A espiritualidade cristã não rejeita nem despreza a
importância e relevância desta noção ampla de espiritualidade entendida
como abertura humana básica existencial, sensível, afetiva, mas também
intelectiva e racional à busca de sentido e à relação do sujeito
consigo mesmo e com Deus. A tradição cristã vive-a, redescobre-a e
propõe-na, em todas as geografias e culturas justamente deste a
categoria de experiência existencial, desde a relação com a Pessoa de
Jesus Cristo vivida, discernida e transmitida por pessoas concretas.
A espiritualidade em sentido amplo face à espiritualidade cristã
O adjetivo "espiritual" ou o substantivo
"espiritualidade" usados em contexto do crer cristão referem-se, como
não pode deixar de ser, ao processo e à experiência humana e ao modo
como esta se abre e amadurece numa relação de confiança, aceitação e
entrega à pessoa de Jesus, morto e ressuscitado, dador do Espírito
Santo.
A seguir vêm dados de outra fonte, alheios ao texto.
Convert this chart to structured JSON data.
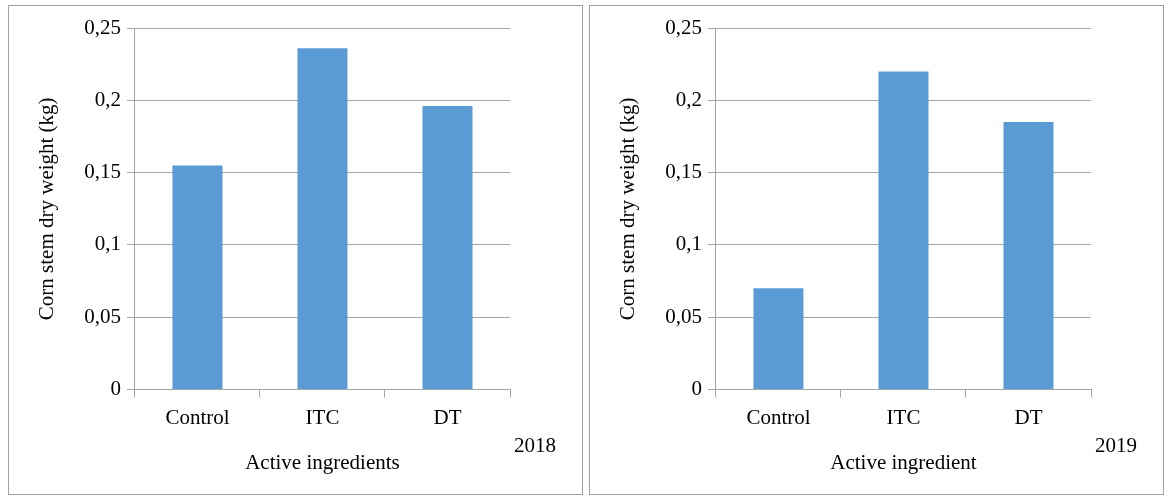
{
  "chart_data": [
    {
      "type": "bar",
      "xlabel": "Active ingredients",
      "ylabel": "Corn stem dry weight (kg)",
      "annotations": [
        "2018"
      ],
      "categories": [
        "Control",
        "ITC",
        "DT"
      ],
      "values": [
        0.155,
        0.236,
        0.196
      ],
      "color": "#5b9bd5",
      "ylim": [
        0,
        0.25
      ],
      "yticks": [
        0,
        {
          "value": 0.05,
          "label": "0,05"
        },
        {
          "value": 0.1,
          "label": "0,1"
        },
        {
          "value": 0.15,
          "label": "0,15"
        },
        {
          "value": 0.2,
          "label": "0,2"
        },
        {
          "value": 0.25,
          "label": "0,25"
        }
      ],
      "grid": "y",
      "legend": false
    },
    {
      "type": "bar",
      "xlabel": "Active ingredient",
      "ylabel": "Corn stem dry weight (kg)",
      "annotations": [
        "2019"
      ],
      "categories": [
        "Control",
        "ITC",
        "DT"
      ],
      "values": [
        0.07,
        0.22,
        0.185
      ],
      "color": "#5b9bd5",
      "ylim": [
        0,
        0.25
      ],
      "yticks": [
        0,
        {
          "value": 0.05,
          "label": "0,05"
        },
        {
          "value": 0.1,
          "label": "0,1"
        },
        {
          "value": 0.15,
          "label": "0,15"
        },
        {
          "value": 0.2,
          "label": "0,2"
        },
        {
          "value": 0.25,
          "label": "0,25"
        }
      ],
      "grid": "y",
      "legend": false
    }
  ]
}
É o acontecimento ou mistério de Jesus Cristo e o agir do
Espírito Santo, como Dom supremo, Amor que se comunica ao ser humano e
nele atua, que confere o novo predicado de "espiritual cristão" a
qualquer pessoa e faz da experiência implicada neste dom uma
"espiritualidade cristã". No entender de Luís Rocha e Melo "homem [ou
mulher] espiritual é aquele que aderiu a Jesus Cristo e acolheu a
transformação operada pelo Espírito Santo" e "é espiritual, na
perspetiva cristã, tudo o que vem do Espírito Santo; tudo o que vem do
Espírito Santo, por outro lado, é dom para o homem."
No horizonte da espiritualidade cristã está portanto:
a) não só tudo o que favorece a abertura humana à busca de sentido, à
possibilidade de uma relação com o transcendente, mas ainda
b) a
concretização dessa busca na relação com Cristo (o homem em quem o
transcendente se faz concreto e encarnado, acessível e humanamente
partilhável), vivida como processo de transformação pessoal,
progressiva e contínua que une a Deus e aos outros,
c) uma experiência
de comunhão com a Igreja como comunidade crente,
d) enquadrada pela
Sagrada Escritura e por uma tradição,
e) caracterizada por contexto
biográfico e temperamental, histórico e sócio-cultural específico,
f)
um modo ou estilo concreto de viver, de atuar e de relacionar-se
consigo, com Jesus e com o mundo (estilo próprio ético-moral de
seguimento de Jesus).
A espiritualidade cristã, ao contemplar a presença de
um apelo e uma busca de vivência de uma espiritualidade em sentido
amplo, vê neles uma oportunidade para propor Cristo, para orientar uma
tal busca para Cristo no respeito pela liberdade de consciência de
cada pessoa.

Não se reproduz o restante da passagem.